Pacts for profs, teachers before right-to-work law

Wayne State professors, suburban teachers get 8-year contracts before right-to-work law start

DETROIT (AP) -- Wayne State University professors in Detroit and teachers in a suburban school district separately agreed to eight-year contracts, weeks before Michigan's new right-to-work law takes effect.

The law bans mandatory payments from employees to the unions that represent them under collective bargaining agreements. It takes effect in late March.

Some schools are seeking to circumvent it by signing agreements before then, according to backers of the legislation.

At Wayne State, the American Association of University Professors-American Federation of Teachers Local 6075 announced the contract ratification Thursday. The union said 93 percent of professors who voted approved the deal. The school's board of governors must approve the pact.

The 1,950 employees represented by the union won't get pay increases this year but will get $1,000 bonuses, 2.75 percent raises next year and 2.5 percent raises in future years.

The contract replaces one that expired July 31, 2012.

On Wednesday, teachers in Warren Consolidated Schools north of Detroit approved an eight-year contract extension.

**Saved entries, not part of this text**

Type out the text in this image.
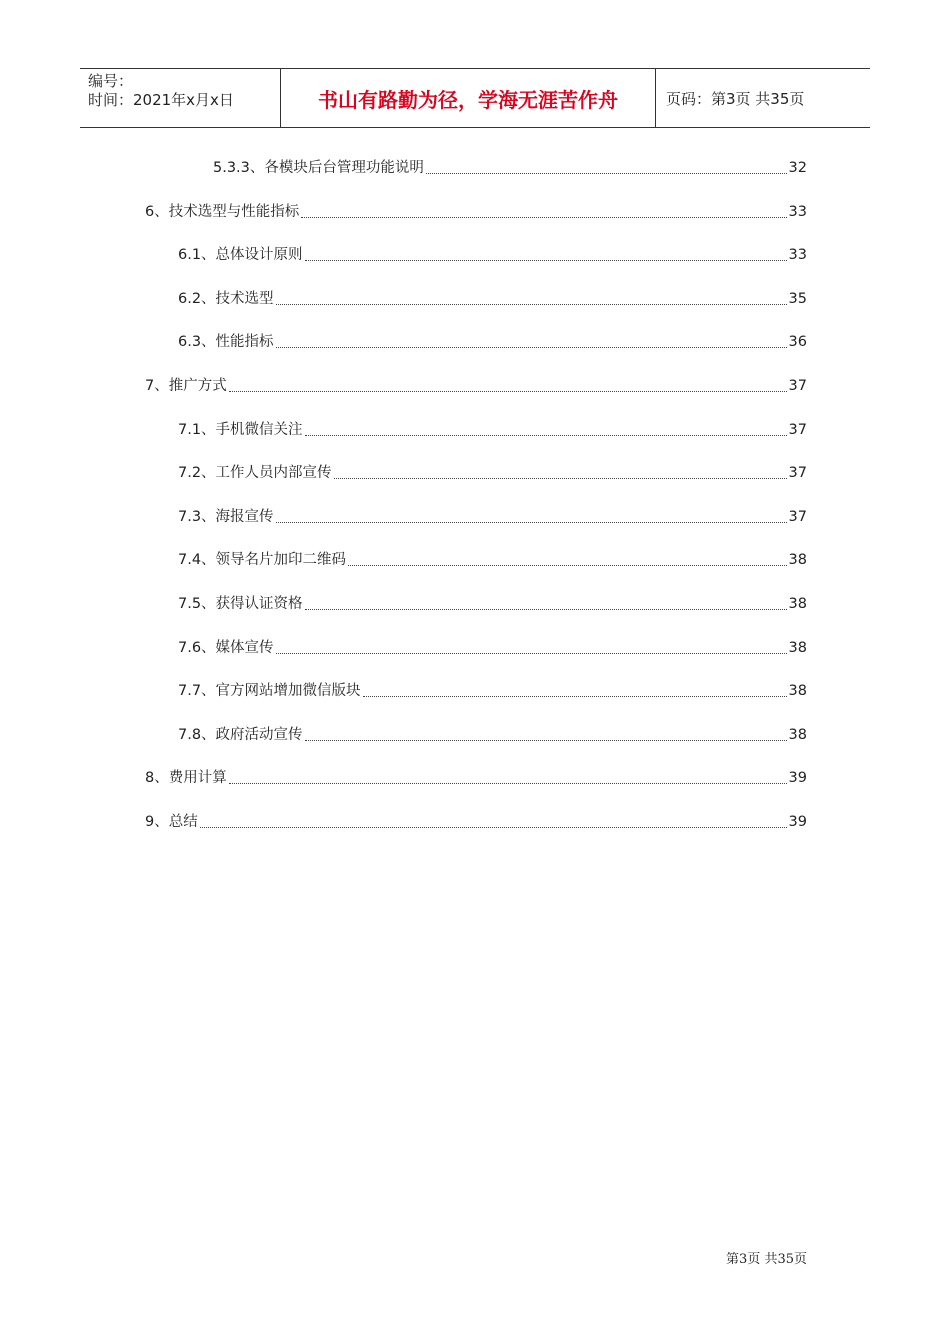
编号：
时间：2021年x月x日	书山有路勤为径，学海无涯苦作舟	页码：第3页 共35页
5.3.3、各模块后台管理功能说明	32
6、技术选型与性能指标	33
6.1、总体设计原则	33
6.2、技术选型	35
6.3、性能指标	36
7、推广方式	37
7.1、手机微信关注	37
7.2、工作人员内部宣传	37
7.3、海报宣传	37
7.4、领导名片加印二维码	38
7.5、获得认证资格	38
7.6、媒体宣传	38
7.7、官方网站增加微信版块	38
7.8、政府活动宣传	38
8、费用计算	39
9、总结	39
第3页 共35页
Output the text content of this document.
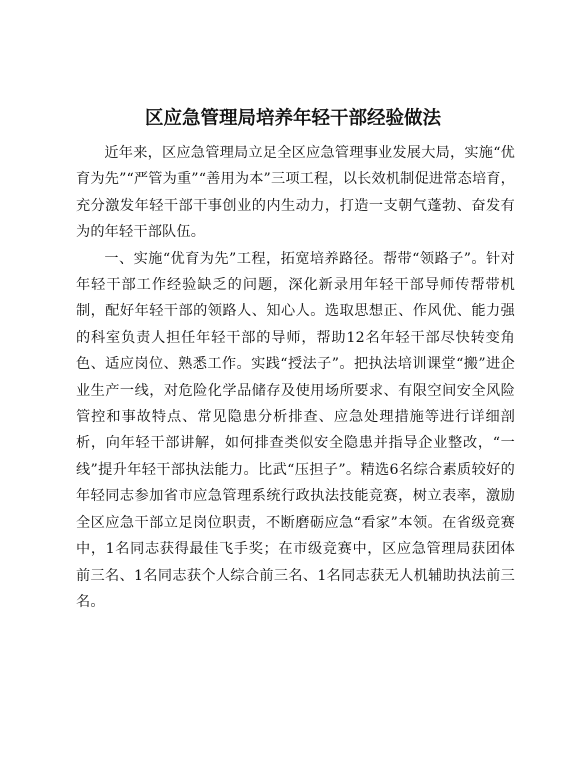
区应急管理局培养年轻干部经验做法

近年来，区应急管理局立足全区应急管理事业发展大局，实施“优育为先”“严管为重”“善用为本”三项工程，以长效机制促进常态培育，充分激发年轻干部干事创业的内生动力，打造一支朝气蓬勃、奋发有为的年轻干部队伍。

一、实施“优育为先”工程，拓宽培养路径。帮带“领路子”。针对年轻干部工作经验缺乏的问题，深化新录用年轻干部导师传帮带机制，配好年轻干部的领路人、知心人。选取思想正、作风优、能力强的科室负责人担任年轻干部的导师，帮助12名年轻干部尽快转变角色、适应岗位、熟悉工作。实践“授法子”。把执法培训课堂“搬”进企业生产一线，对危险化学品储存及使用场所要求、有限空间安全风险管控和事故特点、常见隐患分析排查、应急处理措施等进行详细剖析，向年轻干部讲解，如何排查类似安全隐患并指导企业整改，“一线”提升年轻干部执法能力。比武“压担子”。精选6名综合素质较好的年轻同志参加省市应急管理系统行政执法技能竞赛，树立表率，激励全区应急干部立足岗位职责，不断磨砺应急“看家”本领。在省级竞赛中，1名同志获得最佳飞手奖；在市级竞赛中，区应急管理局获团体前三名、1名同志获个人综合前三名、1名同志获无人机辅助执法前三名。
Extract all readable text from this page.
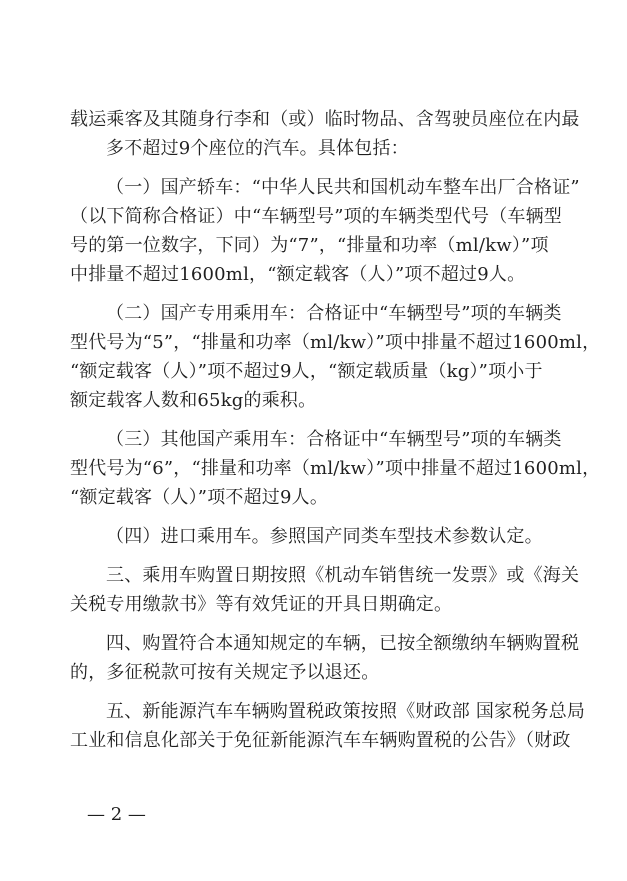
载运乘客及其随身行李和（或）临时物品、含驾驶员座位在内最
多不超过9个座位的汽车。具体包括：
（一）国产轿车：“中华人民共和国机动车整车出厂合格证”
（以下简称合格证）中“车辆型号”项的车辆类型代号（车辆型
号的第一位数字，下同）为“7”，“排量和功率（ml/kw）”项
中排量不超过1600ml，“额定载客（人）”项不超过9人。
（二）国产专用乘用车：合格证中“车辆型号”项的车辆类
型代号为“5”，“排量和功率（ml/kw）”项中排量不超过1600ml，
“额定载客（人）”项不超过9人，“额定载质量（kg）”项小于
额定载客人数和65kg的乘积。
（三）其他国产乘用车：合格证中“车辆型号”项的车辆类
型代号为“6”，“排量和功率（ml/kw）”项中排量不超过1600ml，
“额定载客（人）”项不超过9人。
（四）进口乘用车。参照国产同类车型技术参数认定。
三、乘用车购置日期按照《机动车销售统一发票》或《海关
关税专用缴款书》等有效凭证的开具日期确定。
四、购置符合本通知规定的车辆，已按全额缴纳车辆购置税
的，多征税款可按有关规定予以退还。
五、新能源汽车车辆购置税政策按照《财政部 国家税务总局
工业和信息化部关于免征新能源汽车车辆购置税的公告》（财政
— 2 —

The school board approved it Wednesday.

The old deal was set to expire in August.

"This contract extension is a very important milestone for both the school district and the Warren Education Association because it gives the school district a significant amount of stability to manage its finances locally for an extended period of time," Superintendent Robert Livernois said in a news release that was reported by the Detroit Free Press.

"Being able to control budgets and finances locally is critical in these times of reduced state funding for public education."

There will be no changes to teachers' salaries, district spokesman Bob Freehan said.

Negotiations started six months ago with no intent to skirt the right-to-work bills passed in December by the state Legislature, Freehan added.

The University of Michigan in Ann Arbor said Wednesday that it reached a tentative agreement on a five-year contract with lecturers.